Friday, June 12, 2009 08:21 AM

Get a spine

I don't see anyone ever getting in an uproar when some male figure's looks or personal life is mocked by a comedian or other public figure. Yet the same treatment gets everyone all in a bind whenever its a public female figure. And here goes Palin yet again exploiting the double standard that you all allow.

Pick on Palin's looks? Why not? Letterman picks on McCain's age, Obama's ears, Limbaugh's weight, O'Reilly's personal issues, Bill Clinton's personal life, etc. I didn't see any of you up in arms over that stuff. Make one joke about Palin's naughty librarian look or Hillary's shrill laugh and all of a sudden its out of bounds.

This is what is wrong with feminism: many feminists talk a good game about equality, but have such a idealized and romantic concept of it that actual equality seems mean and they reject it.

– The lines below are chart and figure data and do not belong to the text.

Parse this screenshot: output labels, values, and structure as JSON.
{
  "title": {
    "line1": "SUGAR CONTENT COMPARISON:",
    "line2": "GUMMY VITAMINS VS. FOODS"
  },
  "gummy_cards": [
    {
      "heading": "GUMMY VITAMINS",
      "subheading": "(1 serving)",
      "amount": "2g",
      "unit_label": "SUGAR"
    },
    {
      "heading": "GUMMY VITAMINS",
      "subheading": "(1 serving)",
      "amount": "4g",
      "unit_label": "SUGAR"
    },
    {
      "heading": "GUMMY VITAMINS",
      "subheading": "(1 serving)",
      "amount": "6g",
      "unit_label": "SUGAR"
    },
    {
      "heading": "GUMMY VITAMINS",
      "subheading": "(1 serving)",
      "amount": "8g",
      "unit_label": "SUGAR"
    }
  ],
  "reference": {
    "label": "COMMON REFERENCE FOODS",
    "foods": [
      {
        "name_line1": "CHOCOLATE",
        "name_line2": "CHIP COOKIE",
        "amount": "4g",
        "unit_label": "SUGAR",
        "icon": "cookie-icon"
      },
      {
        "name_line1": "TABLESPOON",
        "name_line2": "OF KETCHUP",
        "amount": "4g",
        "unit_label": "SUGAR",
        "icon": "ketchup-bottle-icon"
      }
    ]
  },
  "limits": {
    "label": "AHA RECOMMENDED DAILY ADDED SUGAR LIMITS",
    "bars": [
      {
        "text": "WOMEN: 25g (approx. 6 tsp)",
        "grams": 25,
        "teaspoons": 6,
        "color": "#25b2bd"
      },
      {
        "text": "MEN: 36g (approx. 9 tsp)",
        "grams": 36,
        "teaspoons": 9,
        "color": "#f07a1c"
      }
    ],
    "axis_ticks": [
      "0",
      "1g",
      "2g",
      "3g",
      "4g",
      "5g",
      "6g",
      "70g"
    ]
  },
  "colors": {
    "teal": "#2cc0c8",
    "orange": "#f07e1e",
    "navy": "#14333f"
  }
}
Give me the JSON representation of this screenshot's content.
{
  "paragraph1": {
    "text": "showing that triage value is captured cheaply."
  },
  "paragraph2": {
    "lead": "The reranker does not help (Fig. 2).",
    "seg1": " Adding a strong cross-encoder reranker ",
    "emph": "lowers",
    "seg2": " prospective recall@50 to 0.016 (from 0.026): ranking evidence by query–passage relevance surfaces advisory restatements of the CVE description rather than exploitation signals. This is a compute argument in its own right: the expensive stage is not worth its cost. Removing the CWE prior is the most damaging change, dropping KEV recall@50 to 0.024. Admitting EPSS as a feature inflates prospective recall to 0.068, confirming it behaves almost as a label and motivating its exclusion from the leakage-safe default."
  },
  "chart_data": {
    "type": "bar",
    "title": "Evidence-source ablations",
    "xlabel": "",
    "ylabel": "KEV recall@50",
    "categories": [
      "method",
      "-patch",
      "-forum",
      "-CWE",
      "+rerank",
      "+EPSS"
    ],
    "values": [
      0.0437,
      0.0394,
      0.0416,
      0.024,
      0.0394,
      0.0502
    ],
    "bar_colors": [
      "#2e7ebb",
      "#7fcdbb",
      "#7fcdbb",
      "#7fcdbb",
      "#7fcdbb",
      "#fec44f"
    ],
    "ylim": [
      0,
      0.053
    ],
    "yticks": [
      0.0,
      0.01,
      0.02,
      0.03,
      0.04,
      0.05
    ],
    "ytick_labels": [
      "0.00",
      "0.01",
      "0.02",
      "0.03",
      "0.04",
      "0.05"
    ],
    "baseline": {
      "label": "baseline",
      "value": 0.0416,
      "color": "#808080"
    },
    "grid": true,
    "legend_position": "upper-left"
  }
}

How can anyone take you seriously?

P.S. -No, Sarah, Letterman was not talking about your 14 year old, he was talking about Bristol. That was clearly obvious to anyone not trying to exploit this for political gain. Most people don't even know you had a 14 year old. And won't until your bad parenting ruins her life too.

And as bad as some think the joke was, Palin's the one who put her in the public spotlight. Bristol is the one staying there on this abstinence tour of hers. Which is obscene coming from someone who abstinence only education utterly failed.

Wednesday, June 3, 2009 06:14 PM

another way of looking at this

Anyone else get the machiavellian notion that perhaps Markus dismissed her because Meghan McCain is a rational Republican, and it benefits liberals to diminish rational conservatives, in favor of the radical, lunatic right wingers like Cheney, Limbaugh, et. al? If you have the opportunity to pick your adversaries, wouldn't you pick the twit with the aluminum hat?